Ms. Vellucci finally reminded that WHO would hold a virtual press conference on Friday, 14 May, at 9.15 a.m., to present a paper – under embargo until 2.01 a.m. on Monday, 17 May – on the rise in worldwide deaths from heart disease and stroke attributable to long working hours. Speakers would be: Maria Neira, Director, Department of Environment, Climate Change and Health, WHO; Frank Pega, Technical Officer, Department of Environment, Climate Change and Health, WHO; and Jian Li, professor of occupational health at the University of California, Los Angeles.
Tomson Phiri, for the World Food Programme (WFP), said that a joint WFP/Food and Agriculture Organization of the United Nations (FAO) press release on the dire situation of food in southern Madagascar would be circulated that day.
Alessandra Vellucci, for the United Nations Information Service (UNIS), on behalf of the Food and Agriculture Organization of the United Nations (FAO), said that, speaking on the occasion of the launch of the new report “Public Expenditure on Food and Agriculture in sub-Saharan Africa” on Monday, 10 May, FAO Director-General had warned that severe underfunding of the agri-food sector was preventing Africa from reaching its potential.

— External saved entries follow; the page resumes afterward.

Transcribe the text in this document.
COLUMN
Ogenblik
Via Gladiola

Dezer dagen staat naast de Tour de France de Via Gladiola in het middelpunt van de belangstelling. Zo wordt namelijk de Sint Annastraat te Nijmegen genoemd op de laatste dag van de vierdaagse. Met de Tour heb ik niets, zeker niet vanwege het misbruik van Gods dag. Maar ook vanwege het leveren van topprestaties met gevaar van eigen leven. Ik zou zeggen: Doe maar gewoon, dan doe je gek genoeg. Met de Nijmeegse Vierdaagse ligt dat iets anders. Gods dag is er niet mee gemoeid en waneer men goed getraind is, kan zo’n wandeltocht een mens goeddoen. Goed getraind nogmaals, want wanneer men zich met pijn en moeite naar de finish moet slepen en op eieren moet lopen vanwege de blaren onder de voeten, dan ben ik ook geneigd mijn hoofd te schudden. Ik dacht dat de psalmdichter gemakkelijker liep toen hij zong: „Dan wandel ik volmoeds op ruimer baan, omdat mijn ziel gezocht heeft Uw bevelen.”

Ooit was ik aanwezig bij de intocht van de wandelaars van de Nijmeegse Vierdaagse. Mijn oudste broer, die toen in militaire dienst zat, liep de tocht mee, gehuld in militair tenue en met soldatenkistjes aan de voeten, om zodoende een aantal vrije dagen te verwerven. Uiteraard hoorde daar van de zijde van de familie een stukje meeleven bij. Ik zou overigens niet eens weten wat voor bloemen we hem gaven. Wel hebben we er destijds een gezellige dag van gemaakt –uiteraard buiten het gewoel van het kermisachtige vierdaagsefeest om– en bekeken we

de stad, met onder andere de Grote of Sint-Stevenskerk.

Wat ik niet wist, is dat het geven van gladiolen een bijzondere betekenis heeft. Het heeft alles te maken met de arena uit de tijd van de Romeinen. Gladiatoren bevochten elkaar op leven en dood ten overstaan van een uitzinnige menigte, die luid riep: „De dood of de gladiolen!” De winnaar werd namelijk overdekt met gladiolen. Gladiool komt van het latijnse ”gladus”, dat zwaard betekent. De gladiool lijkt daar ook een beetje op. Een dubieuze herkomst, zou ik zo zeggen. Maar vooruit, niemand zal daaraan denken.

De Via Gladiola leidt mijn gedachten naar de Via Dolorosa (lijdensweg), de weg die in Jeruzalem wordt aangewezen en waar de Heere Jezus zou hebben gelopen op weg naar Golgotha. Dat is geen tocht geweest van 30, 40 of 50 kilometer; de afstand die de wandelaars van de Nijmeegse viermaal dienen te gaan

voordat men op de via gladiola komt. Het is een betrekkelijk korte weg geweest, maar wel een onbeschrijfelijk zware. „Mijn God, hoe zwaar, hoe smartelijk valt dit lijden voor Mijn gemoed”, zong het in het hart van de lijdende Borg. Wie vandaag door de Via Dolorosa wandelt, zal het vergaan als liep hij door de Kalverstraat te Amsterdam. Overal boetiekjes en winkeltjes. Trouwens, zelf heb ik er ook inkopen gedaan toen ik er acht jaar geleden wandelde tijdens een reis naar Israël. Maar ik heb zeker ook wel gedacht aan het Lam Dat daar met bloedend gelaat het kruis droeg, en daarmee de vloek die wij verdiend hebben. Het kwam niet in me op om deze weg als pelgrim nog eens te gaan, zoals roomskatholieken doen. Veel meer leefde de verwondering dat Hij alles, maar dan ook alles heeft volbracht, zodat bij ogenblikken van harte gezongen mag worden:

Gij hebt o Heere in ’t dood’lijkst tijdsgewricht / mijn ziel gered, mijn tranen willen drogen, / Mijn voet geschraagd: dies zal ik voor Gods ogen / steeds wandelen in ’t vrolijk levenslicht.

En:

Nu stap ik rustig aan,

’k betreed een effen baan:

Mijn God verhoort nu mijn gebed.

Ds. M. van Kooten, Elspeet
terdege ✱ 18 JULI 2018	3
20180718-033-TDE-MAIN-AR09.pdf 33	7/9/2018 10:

Also on behalf of FAO, she said that the FAO Food Price Index 2021 had been issued on 6 May. The report indicated that international food commodity prices had risen for the eleventh consecutive month in April, with sugar leading the increase and cereals resuming their upward trend. New forecasts pointed to growth in world wheat and maize output. All the information about the two documents was available on the FAO website.
Alessandra Vellucci, for the United Nations Information Service (UNIS), on behalf of the United Nations Conference on Trade and Development (UNCTAD), said that UNCTAD would be holding a virtual press conference on 12 May, at 2.30 p.m., on the United Nations Commission on Science and Technology for Development, which would be meeting on 17–21 May. Speakers would be Shamika Sirimanne, Director, Division on Technology and Logistics, UNCTAD; and Angel Gonzalez Sanz, Head, Science, Technology and ICT Branch, Division on Technology and Logistics, UNCTAD.